L'an passé, le 1er-Mai n'avait pas été propice aux manifestations : des rues désertes, confinement total oblige, pour la fête des travailleurs. Cette année, la France renoue avec la tradition. Les syndicats battent le rappel et plusieurs manifestations sont prévues partout en France pour l'emploi, les salaires, les services publics, la protection sociale ou encore les libertés. À Paris, un cortège s'est élancé à 14 heures de la place de la République jusqu'à celle de la Nation. Mais alors qu'il y a aujourd'hui trois fois moins de syndiqués qu'il y a trente ans, comme le rappelle samedi au micro d'Europe 1 Bernard Vivier, directeur de l’Institut supérieur du Travail, quel poids ont encore les organisations syndicales ?

"Nous avons besoin de cohésion sociale"

"Nous avons besoin dans notre pays, plus que dans le passé encore, de cohésion sociale.
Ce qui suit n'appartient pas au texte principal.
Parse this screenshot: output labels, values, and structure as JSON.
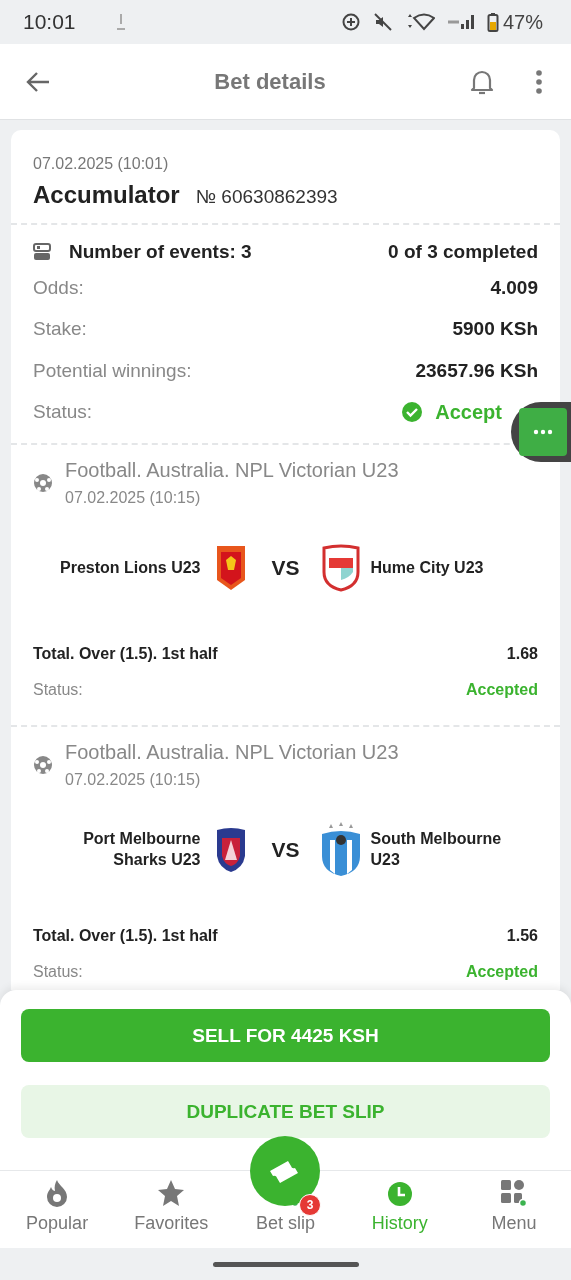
{
  "status_bar": {
    "time": "10:01",
    "battery": "47%"
  },
  "header": {
    "title": "Bet details"
  },
  "bet": {
    "date": "07.02.2025 (10:01)",
    "type": "Accumulator",
    "number": "№ 60630862393"
  },
  "summary": {
    "events": "Number of events: 3",
    "completed": "0 of 3 completed",
    "rows": [
      {
        "label": "Odds:",
        "value": "4.009"
      },
      {
        "label": "Stake:",
        "value": "5900 KSh"
      },
      {
        "label": "Potential winnings:",
        "value": "23657.96 KSh"
      }
    ],
    "status": {
      "label": "Status:",
      "value": "Accept",
      "kind": "accepted"
    }
  },
  "events": [
    {
      "league": "Football. Australia. NPL Victorian U23",
      "date": "07.02.2025 (10:15)",
      "home": "Preston Lions U23",
      "vs": "VS",
      "away": "Hume City U23",
      "market": "Total. Over (1.5). 1st half",
      "odds": "1.68",
      "status_label": "Status:",
      "status": "Accepted",
      "kind": "accepted"
    },
    {
      "league": "Football. Australia. NPL Victorian U23",
      "date": "07.02.2025 (10:15)",
      "home": "Port Melbourne Sharks U23",
      "vs": "VS",
      "away": "South Melbourne U23",
      "market": "Total. Over (1.5). 1st half",
      "odds": "1.56",
      "status_label": "Status:",
      "status": "Accepted",
      "kind": "accepted"
    }
  ],
  "actions": [
    {
      "label": "SELL FOR 4425 KSH",
      "kind": "primary"
    },
    {
      "label": "DUPLICATE BET SLIP",
      "kind": "secondary"
    }
  ],
  "nav": [
    {
      "label": "Popular",
      "selected": false
    },
    {
      "label": "Favorites",
      "selected": false
    },
    {
      "label": "Bet slip",
      "selected": false,
      "badge": "3"
    },
    {
      "label": "History",
      "selected": true
    },
    {
      "label": "Menu",
      "selected": false
    }
  ]
}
Les organisations syndicales, comme l'ensemble des corps intermédiaires, des associations, des organisations patronales aussi, sont des structures qui permettent de regrouper les attentes, les préoccupations, d'organiser le marché du travail, de prendre en compte les inquiétudes et de les traduire", observe Bernard Vivier, spécialiste du mouvement syndical.

"Si ces corps intermédiaires, si ces syndicats ne sont pas là, qui va gérer l'inquiétude, la lourdeur sociale que nous voyons ? Ce sera de façon souvent bureaucratique et desséchée, ou alors des mouvements spontanés, violents, non contrôlés, avec des violences et des débordements", avertit-il.
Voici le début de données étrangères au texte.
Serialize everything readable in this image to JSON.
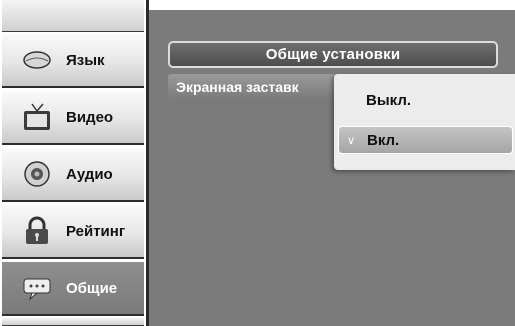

Besoin de corps intermédiaires

Comment expliquer alors que, comme Bernard Vivier le souligne, "les organisations syndicales ont, dans l'histoire récente, beaucoup perdu en audience, en crédit et en effectifs", avec trois fois moins de syndiqués qu'en 1990 ? Le directeur de l'Institut supérieur du Travail, par ailleurs membre de la CFTC, pointe des mouvements sociaux qui ont court-circuité les syndicats, mais aussi une volonté politique des les outrepasser ainsi qu'un problème interne de fonctionnement "en silo".

Il déplore par exemple que le président de la République ait "lancé des réformes sans prendre suffisamment en compte justement ces corps intermédiaires", notamment celles des retraites et de l'assurance-chômage. "Aujourd'hui, le Medef et pratiquement toutes les organisations syndicales sauf la CGT, se rapprochent pour dire 'mais organiser le marché du travail, développer les réformes sociales, c'est notre job !'"

Un fonctionnement à réinventer

Mais pour mener ce "job" à bien, les syndicats, explique Bernard Vivier, doivent se réinventer. "Les 'gilets jaunes' ont voulu court-circuiter les partis politiques, les organisations syndicales, les taxant d'inadaptés. Et d'une certaine façon, oui, les organisations syndicales sont très hiérarchisées, très en silo. Il y a une hiérarchie interne et les revendications nouvelles se développent davantage sur le mode du réseau."

Il faut donc selon lui que "les organisations syndicales cessent de fonctionner sur ce mode hiérarchique" et remplissent leur fonction de "rassemblement, de revendications, mais aussi de projection en avant" permettant aux travailleurs d'exister, "pas individuellement, mais collectivement".